On another review aggregator site, Rotten Tomatoes, the season holds a 75% rating with an average rating of 6.6 out of 10, based on 16 reviews. It was picked #1 on Entertainment Weeklys Must list and as one of the Hottest New Fiction Shows by The Hollywood Reporter.

== Accolades ==

| Year | Award | Category | Recipients | Outcome |
| 2015 | Fangoria Chainsaw Awards | Best TV Supporting Actor | Zane Holtz | Nominated |
| Saturn Award | Best Limited Run Television Series | From Dusk Till Dawn | Nominated |

== Music ==
=== Season 1 soundtrack ===
The soundtrack for season 1, named From Dusk Till Dawn, Season 1 (Music from the Original Series), was released on May 5, 2015, through Chingon Music.

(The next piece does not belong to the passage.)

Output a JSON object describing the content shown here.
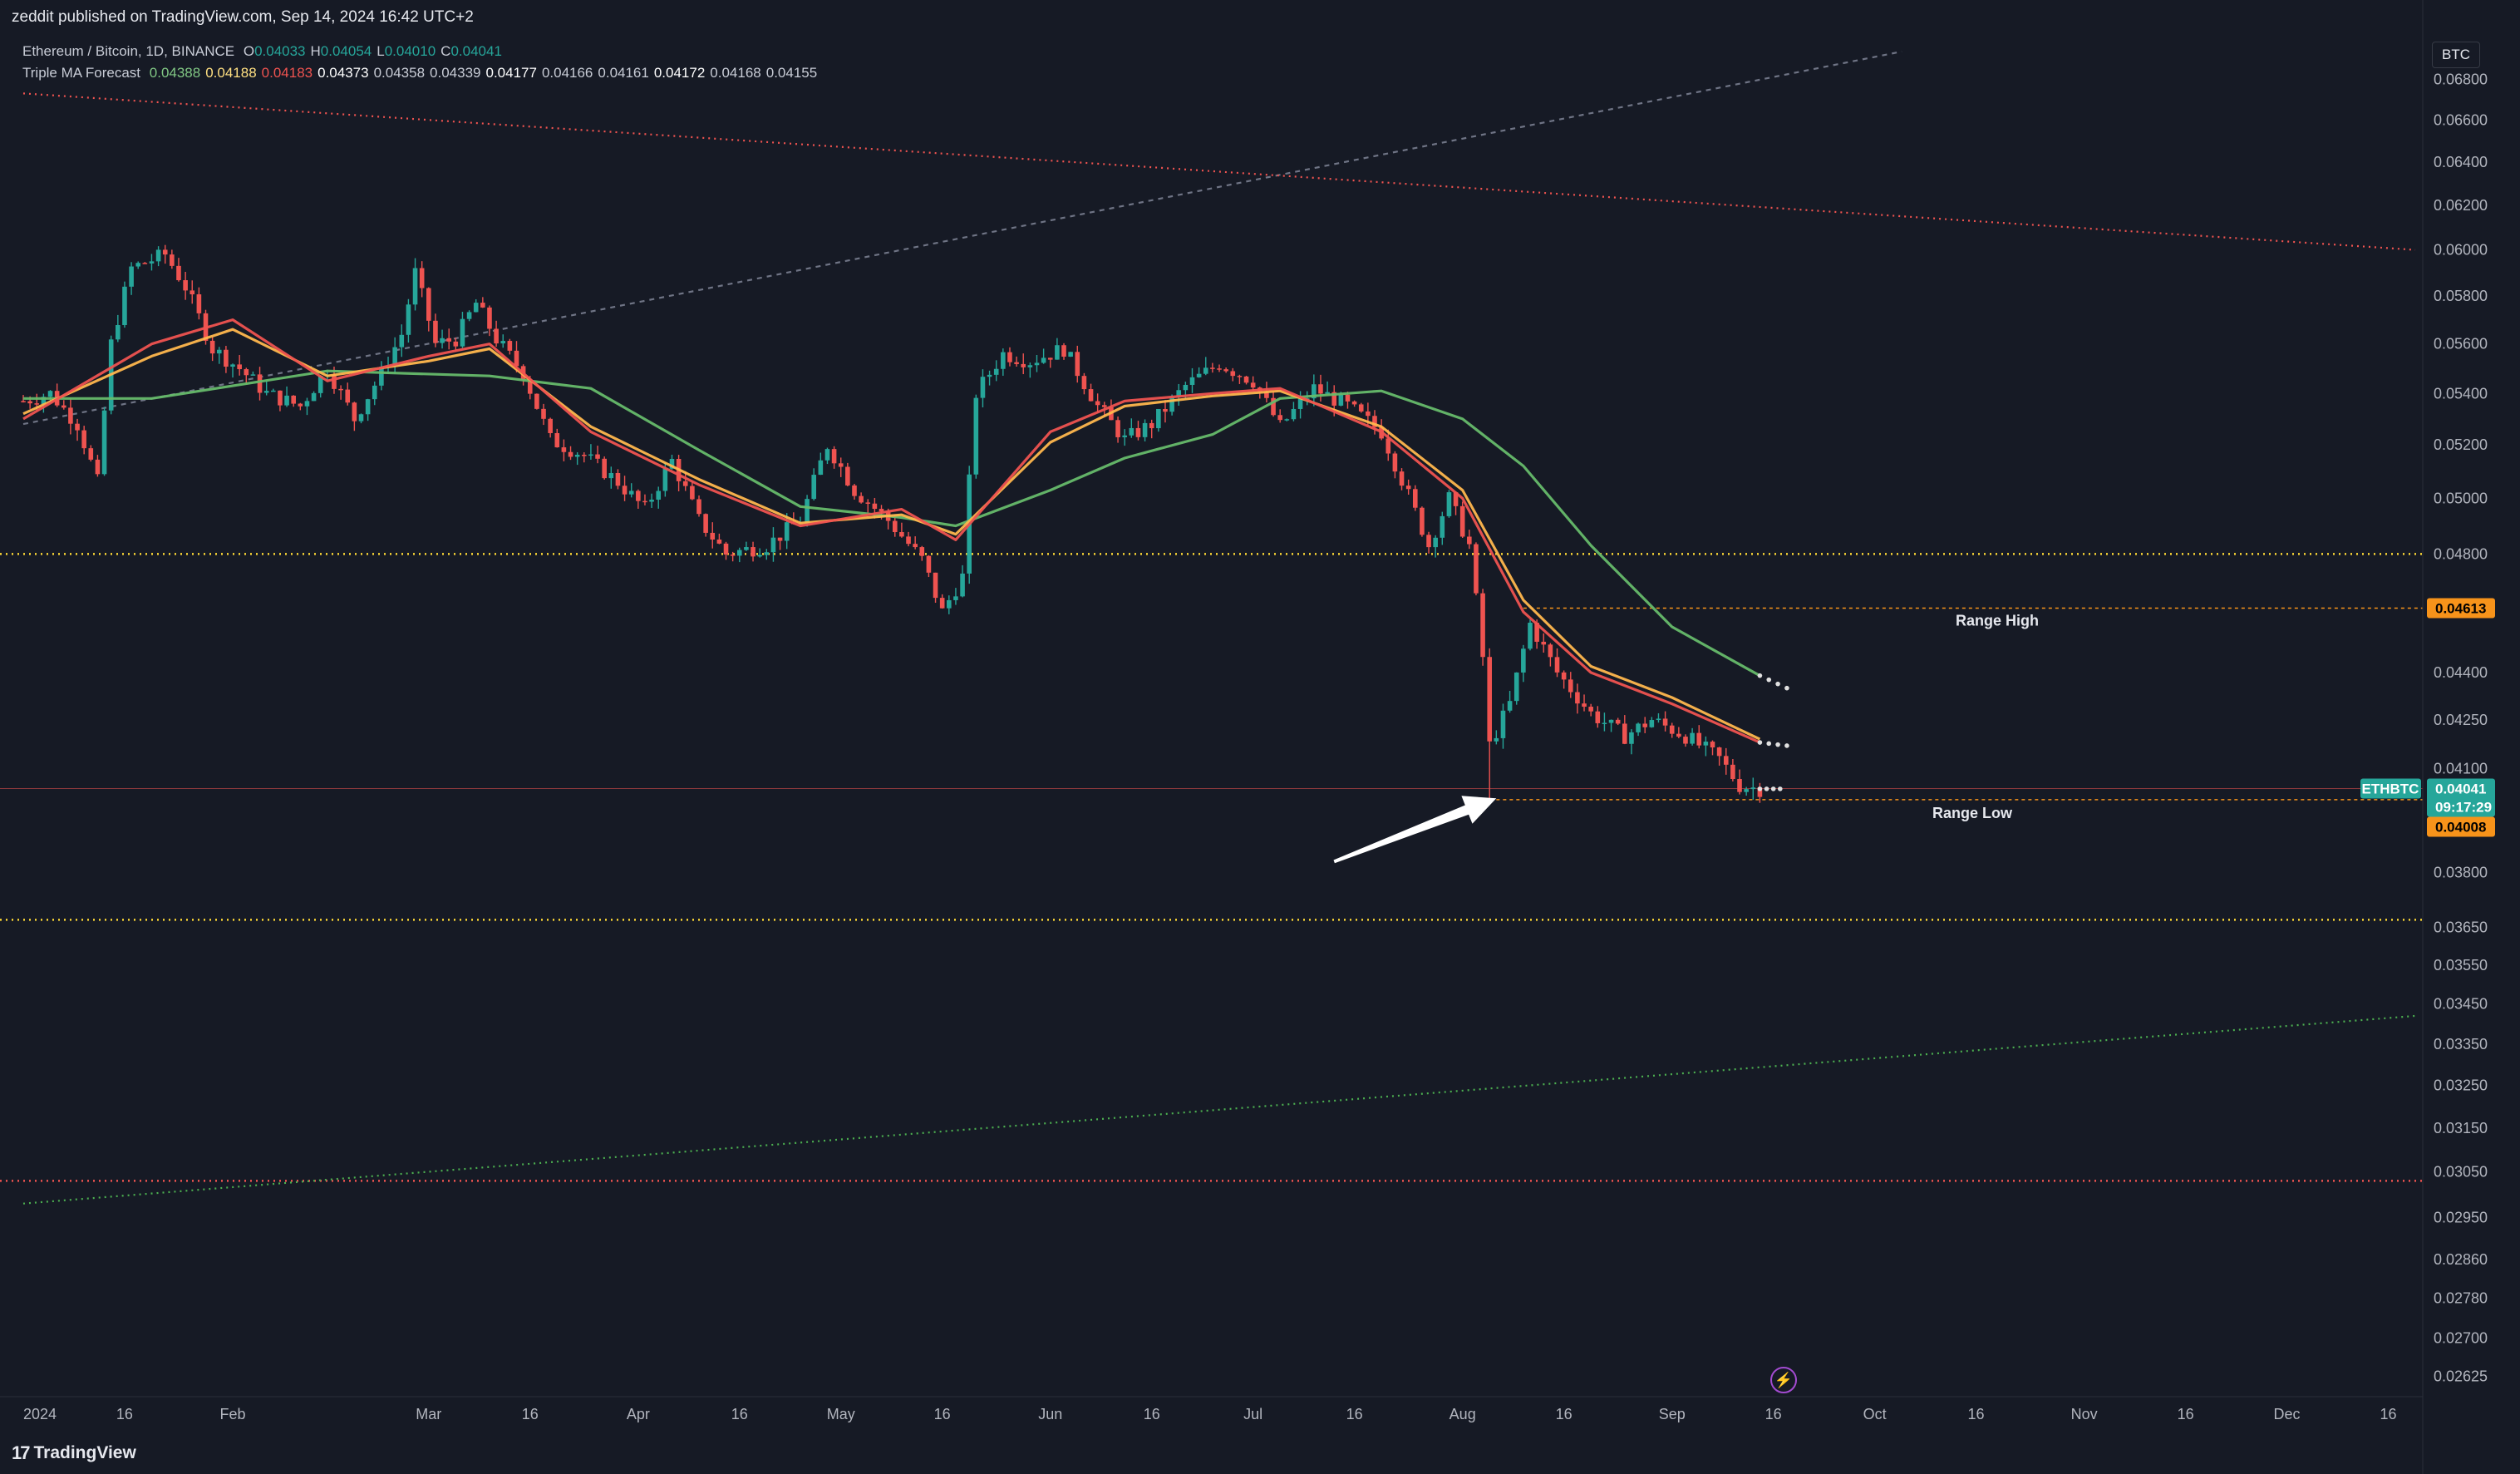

The album features music by Robert Rodriguez's band Chingon (tracks 1–6) and series composer Carl Thiel (tracks 7–20).

| No. | Title | Length |
|---|---|---|
| 1. | "After Dark (Spanish Version)" (Tito & Tarantula cover; series theme song) | 5:54 |
| 2. | "Hey Baby Que Paso" | 3:08 |
| 3. | "El Rey" | 3:13 |
| 4. | "Cascabel" | 4:47 |
| 5. | "Malaguena Salerosa" | 4:07 |
| 6. | "Cuka Rocka (Extended)" | 6:11 |
| 7. | "It's Gonna Be a Long Day" | 2:07 |
| 8. | "The Lost Shepherd" | 2:52 |
| 9. | "Blood in the Sand" | 1:31 |
| 10. | "Encounter in Room 207" | 1:56 |
| 11. | "Border Station Shootout" | 1:53 |
| 12. | "Beyond the Border" | 1:57 |
| 13. | "A Lover's Prelude" | 1:58 |
| 14. | "El Rinche" | 1:56 |
| 15. | "Vampire Battle" | 2:30 |
| 16. | "A New World" | 1:39 |
| 17. | "Labyrinth of the Mind" | 2:15 |
| 18. | "The Trial Begins" | 2:44 |
| 19. | "Cheyenne or Phoenix" | 1:29 |
| 20. | "The Pyramid and the Farewell" | 3:34 |

=== Season 3 soundtrack ===
The third ending season song called "Monsters" is written and performed by actress Madison Davenport.